Huggy Bear goes mainstream …

Ok, I admit it. I’m a touchy feely guy. While you may think this goes against an earlier post, it really doesn’t. I enjoy meeting new people. When shaking hands, I often grip my non-shaking hand to the shoulder, elbow or even the double cover handshake. However, more often than not, I hug. Not strangers mind you, but people I know. Some still feel this is awkward, I don’t. Men especially feel this way. It’s not about being a metrosexual or whatever, it’s just a sign of affection to someone I care about. So for those that are still confused, I give you the steps to a great “Man Hug”. Enjoy …

         When to hug

This is entirely down to what you feel comfortable with. When greeting family members, or a good friend you haven’t seen for a while, a hug almost certainly required. Congratulating a guy on getting engaged, becoming a father or even securing a promotion, a hug will be in order. If celebrating a win for your favorite team, you will find that suddenly worrying about hugging is no longer an issue. Anything goes.

 

The approach

When going for a hug, make it clear what you are doing. You won’t want to catch the huggee off guard. Start by spreading your hands wide with your right hand about 20 inches higher than the left.

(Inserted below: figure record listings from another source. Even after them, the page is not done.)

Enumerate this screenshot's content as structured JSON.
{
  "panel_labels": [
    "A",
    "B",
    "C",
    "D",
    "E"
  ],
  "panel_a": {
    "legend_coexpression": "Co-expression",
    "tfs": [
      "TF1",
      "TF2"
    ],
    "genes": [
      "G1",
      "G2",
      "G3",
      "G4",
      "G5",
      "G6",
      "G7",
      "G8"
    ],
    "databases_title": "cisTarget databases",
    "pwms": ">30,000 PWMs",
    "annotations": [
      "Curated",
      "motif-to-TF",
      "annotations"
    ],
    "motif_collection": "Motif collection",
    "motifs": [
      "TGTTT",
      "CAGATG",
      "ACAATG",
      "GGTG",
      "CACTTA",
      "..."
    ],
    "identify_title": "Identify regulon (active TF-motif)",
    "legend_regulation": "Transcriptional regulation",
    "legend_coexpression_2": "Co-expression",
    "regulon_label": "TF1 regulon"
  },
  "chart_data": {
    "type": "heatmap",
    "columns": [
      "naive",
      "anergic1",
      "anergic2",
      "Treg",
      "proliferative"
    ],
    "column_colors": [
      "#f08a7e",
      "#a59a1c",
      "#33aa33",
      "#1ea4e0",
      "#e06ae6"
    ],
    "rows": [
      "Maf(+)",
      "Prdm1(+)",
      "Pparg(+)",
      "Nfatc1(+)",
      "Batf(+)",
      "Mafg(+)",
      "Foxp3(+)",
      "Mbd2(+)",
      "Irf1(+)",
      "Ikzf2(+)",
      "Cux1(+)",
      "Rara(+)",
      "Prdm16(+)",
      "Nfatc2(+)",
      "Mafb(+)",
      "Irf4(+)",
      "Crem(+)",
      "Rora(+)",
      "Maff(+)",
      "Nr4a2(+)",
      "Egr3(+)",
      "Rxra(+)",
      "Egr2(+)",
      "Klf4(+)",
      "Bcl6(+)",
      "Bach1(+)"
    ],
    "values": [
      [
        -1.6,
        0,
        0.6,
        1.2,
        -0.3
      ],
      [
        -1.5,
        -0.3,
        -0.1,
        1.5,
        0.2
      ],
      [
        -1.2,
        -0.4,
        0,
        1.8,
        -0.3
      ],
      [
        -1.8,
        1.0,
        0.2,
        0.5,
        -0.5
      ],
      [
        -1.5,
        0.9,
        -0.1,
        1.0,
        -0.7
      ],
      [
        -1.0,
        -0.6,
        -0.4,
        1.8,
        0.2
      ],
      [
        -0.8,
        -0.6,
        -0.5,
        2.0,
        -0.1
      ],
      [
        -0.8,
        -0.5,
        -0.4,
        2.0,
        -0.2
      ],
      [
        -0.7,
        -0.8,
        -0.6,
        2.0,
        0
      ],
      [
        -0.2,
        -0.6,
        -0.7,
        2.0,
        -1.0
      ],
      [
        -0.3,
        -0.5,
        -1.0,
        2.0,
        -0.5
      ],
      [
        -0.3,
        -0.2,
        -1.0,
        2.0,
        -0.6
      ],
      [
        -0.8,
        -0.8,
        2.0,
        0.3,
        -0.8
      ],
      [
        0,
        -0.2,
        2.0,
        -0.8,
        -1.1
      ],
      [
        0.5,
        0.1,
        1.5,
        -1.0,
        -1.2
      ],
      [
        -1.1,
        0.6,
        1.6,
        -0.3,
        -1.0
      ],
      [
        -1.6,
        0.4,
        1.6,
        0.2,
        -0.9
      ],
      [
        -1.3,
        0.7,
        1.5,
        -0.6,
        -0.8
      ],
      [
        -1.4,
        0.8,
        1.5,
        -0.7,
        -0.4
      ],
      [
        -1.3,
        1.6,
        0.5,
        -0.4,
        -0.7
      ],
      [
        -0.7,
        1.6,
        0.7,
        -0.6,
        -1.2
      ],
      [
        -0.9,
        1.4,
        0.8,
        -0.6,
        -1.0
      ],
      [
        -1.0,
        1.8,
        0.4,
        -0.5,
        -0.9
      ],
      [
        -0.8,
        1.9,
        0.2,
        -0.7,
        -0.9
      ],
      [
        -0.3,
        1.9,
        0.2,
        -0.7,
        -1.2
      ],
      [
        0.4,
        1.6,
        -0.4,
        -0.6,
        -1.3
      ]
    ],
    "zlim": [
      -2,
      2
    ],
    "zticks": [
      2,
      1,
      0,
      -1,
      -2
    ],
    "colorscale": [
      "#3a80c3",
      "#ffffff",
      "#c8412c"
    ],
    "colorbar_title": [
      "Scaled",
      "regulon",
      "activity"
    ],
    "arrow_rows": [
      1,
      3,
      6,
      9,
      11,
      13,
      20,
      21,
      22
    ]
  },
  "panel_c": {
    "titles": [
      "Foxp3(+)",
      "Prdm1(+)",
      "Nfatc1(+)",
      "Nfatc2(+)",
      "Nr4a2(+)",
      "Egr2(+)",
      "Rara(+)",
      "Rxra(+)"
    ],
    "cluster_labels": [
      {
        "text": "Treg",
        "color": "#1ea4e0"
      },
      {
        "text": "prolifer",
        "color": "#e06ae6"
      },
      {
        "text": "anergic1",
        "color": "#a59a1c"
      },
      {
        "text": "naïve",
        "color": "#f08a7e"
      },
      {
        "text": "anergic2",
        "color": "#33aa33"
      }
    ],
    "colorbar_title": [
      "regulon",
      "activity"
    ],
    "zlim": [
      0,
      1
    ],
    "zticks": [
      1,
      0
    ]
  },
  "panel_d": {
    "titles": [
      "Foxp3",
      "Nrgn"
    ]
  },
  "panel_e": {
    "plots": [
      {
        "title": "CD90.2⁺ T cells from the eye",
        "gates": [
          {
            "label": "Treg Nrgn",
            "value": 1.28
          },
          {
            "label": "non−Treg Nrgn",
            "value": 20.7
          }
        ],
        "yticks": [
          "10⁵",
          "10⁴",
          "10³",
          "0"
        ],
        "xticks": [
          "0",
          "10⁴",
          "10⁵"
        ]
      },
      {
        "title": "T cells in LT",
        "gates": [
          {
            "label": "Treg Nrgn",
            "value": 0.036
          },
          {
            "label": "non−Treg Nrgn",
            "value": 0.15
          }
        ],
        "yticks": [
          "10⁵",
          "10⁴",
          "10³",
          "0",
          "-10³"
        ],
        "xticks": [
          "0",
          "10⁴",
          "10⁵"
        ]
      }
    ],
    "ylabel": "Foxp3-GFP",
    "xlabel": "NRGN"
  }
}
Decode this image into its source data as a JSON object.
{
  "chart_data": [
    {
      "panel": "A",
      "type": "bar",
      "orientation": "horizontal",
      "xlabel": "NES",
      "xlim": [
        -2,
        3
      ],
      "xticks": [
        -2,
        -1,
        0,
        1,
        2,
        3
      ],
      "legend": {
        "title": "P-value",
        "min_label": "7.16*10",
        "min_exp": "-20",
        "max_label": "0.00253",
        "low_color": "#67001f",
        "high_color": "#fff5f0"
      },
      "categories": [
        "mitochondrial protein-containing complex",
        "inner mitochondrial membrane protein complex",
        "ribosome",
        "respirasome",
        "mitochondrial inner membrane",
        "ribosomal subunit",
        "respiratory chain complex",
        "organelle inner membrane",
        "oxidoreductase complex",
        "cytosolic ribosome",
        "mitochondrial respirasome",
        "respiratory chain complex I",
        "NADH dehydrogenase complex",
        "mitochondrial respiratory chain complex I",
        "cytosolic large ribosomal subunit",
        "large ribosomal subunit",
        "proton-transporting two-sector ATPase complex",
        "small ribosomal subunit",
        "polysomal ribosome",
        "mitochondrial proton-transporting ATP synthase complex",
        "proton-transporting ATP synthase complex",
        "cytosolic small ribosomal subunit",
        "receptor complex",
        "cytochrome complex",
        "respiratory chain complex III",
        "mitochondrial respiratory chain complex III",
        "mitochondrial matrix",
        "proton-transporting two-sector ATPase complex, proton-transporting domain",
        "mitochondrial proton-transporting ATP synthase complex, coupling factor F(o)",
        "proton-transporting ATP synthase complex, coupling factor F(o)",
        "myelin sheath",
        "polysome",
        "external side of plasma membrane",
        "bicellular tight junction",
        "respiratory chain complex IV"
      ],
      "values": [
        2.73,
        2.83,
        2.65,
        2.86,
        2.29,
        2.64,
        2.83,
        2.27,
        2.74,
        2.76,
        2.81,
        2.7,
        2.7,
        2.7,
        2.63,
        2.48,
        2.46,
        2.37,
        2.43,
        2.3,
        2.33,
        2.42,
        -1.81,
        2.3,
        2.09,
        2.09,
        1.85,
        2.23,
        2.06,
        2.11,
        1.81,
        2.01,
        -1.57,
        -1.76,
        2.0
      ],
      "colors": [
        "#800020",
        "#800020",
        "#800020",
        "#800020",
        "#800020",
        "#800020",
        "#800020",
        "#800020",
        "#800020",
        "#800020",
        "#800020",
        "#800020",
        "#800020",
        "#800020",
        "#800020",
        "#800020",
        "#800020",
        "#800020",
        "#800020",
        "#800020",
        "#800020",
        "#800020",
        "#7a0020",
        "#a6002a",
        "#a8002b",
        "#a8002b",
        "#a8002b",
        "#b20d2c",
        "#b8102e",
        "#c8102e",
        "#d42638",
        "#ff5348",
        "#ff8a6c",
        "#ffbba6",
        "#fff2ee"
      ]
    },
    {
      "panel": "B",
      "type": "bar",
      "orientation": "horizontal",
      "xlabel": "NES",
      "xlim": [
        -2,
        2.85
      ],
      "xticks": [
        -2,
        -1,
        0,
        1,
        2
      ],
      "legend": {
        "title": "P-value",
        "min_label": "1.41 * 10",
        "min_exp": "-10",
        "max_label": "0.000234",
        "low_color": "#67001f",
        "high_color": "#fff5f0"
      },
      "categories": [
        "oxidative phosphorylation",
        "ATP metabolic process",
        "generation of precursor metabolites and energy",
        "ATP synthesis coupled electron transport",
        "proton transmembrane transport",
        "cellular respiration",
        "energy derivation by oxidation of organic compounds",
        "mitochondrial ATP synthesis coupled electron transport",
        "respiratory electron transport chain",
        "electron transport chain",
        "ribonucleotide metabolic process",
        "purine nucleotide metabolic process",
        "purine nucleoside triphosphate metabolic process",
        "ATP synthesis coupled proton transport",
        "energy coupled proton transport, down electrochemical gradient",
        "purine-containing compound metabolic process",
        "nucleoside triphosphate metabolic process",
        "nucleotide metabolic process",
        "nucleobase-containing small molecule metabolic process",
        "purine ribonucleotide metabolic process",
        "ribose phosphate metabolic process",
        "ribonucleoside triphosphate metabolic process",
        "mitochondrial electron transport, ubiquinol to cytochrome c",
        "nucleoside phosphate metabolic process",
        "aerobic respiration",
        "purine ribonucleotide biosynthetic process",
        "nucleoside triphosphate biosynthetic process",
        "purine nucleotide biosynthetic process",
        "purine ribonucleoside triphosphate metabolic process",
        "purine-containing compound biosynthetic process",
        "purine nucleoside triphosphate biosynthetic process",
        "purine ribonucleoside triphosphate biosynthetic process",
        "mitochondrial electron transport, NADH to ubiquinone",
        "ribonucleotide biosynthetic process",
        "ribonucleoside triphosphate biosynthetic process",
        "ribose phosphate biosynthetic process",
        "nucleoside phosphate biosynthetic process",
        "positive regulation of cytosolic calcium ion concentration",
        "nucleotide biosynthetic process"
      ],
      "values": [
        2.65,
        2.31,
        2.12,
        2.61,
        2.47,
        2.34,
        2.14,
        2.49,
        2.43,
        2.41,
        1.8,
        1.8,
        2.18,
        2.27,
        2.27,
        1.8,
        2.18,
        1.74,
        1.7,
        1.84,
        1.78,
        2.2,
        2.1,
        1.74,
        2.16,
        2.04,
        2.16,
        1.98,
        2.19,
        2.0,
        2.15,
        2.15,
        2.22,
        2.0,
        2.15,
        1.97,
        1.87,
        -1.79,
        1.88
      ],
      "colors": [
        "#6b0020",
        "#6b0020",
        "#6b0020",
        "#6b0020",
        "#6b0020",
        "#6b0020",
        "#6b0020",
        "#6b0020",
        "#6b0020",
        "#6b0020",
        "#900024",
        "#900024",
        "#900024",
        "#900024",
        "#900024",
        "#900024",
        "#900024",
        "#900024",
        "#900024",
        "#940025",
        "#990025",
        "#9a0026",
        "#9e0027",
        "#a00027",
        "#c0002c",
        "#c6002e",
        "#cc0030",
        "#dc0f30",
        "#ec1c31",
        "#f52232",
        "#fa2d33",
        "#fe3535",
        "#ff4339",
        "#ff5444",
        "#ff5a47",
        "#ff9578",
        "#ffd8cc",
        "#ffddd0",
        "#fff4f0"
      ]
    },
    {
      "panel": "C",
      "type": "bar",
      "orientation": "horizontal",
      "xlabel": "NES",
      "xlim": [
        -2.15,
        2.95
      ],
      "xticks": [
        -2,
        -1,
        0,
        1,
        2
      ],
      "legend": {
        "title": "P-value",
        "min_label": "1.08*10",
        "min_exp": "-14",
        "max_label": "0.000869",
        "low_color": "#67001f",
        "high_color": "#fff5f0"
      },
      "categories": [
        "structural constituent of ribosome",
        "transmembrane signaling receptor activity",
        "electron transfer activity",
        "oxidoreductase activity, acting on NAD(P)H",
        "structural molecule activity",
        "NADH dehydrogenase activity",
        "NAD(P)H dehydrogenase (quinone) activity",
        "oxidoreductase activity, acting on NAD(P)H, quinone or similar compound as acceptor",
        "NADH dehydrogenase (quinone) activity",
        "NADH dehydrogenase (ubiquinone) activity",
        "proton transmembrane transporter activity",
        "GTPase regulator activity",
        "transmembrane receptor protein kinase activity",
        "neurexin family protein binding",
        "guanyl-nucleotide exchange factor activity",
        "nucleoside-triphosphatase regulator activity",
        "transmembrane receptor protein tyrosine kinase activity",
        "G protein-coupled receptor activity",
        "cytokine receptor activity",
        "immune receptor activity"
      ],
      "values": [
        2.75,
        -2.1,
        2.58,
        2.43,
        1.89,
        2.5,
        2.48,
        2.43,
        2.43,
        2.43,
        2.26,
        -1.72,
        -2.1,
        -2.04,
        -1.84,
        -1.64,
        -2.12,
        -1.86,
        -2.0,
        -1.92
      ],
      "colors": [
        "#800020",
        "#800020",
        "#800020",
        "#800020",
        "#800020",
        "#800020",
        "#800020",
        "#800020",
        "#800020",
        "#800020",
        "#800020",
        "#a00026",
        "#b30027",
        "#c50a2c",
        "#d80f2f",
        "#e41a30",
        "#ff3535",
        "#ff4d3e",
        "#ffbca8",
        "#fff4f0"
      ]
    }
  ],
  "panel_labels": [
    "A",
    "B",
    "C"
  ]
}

Lean back ever so slightly, this is a non threatening stance, making it clear you are not about to attack. Tilt your head to the left - this lets your huggee know where you are going so they can do the opposite, others wise there may be an embarrassing collision.

 

Embrace

 

 

Step in towards your compadre. Your right hand will go over their shoulder, with your head going to the left of theirs. Show your sincerity by gripping them firmly in your arms - there is nothing worse than a floppy, half heart attempt. Keep your head level and facing forwards. Looking down, or turning towards your hugee may end up as inappropriate nuzzling. Hold the embrace for as long as you feel comfortable, a second or two will do

 

The pat

 

 

This is the crucial part of a man hug, separating it from a traditional cuddle. With your left hand pat, tap or even smack your buddy 3 or 4 times on the back. This demonstrates you are still men - you maybe be affectionate but you can still dish out some pain. If you still feel this is too effeminate for you then give a light, double punch instead of a pat.

The break

 

 

While you are giving the final pat, break. Lift your hands smartly away, don’t slide them over your buddy in a lingering manner. This may confuse them, and you. Alternatively you could finish by gripping your friends firmly on the upper arms and saying something celebratory. ‘Well Done Eric”, “Congratulations”, or “Great to see you again” are all good. This makes for a clear and understandably reason for the hug and finishes it succinctly. Now return to whatever you were doing before the hug. Don’t feel the need to cough, avoid eye contract, or scratch yourself. You are still firmly a man - but one who is not afraid of showing their emotions. Mission accomplished.

 

2 Responses to “Huggy Bear goes mainstream …”

  1. warren brashear Says:

    Thank you…now equipped with knowledge to deal with those awkward situations, I am a better man.

  2. Trent Says:

    i prefer the slap on the butt after a sports win, or a slight squeeze instead of the “tap” on the back.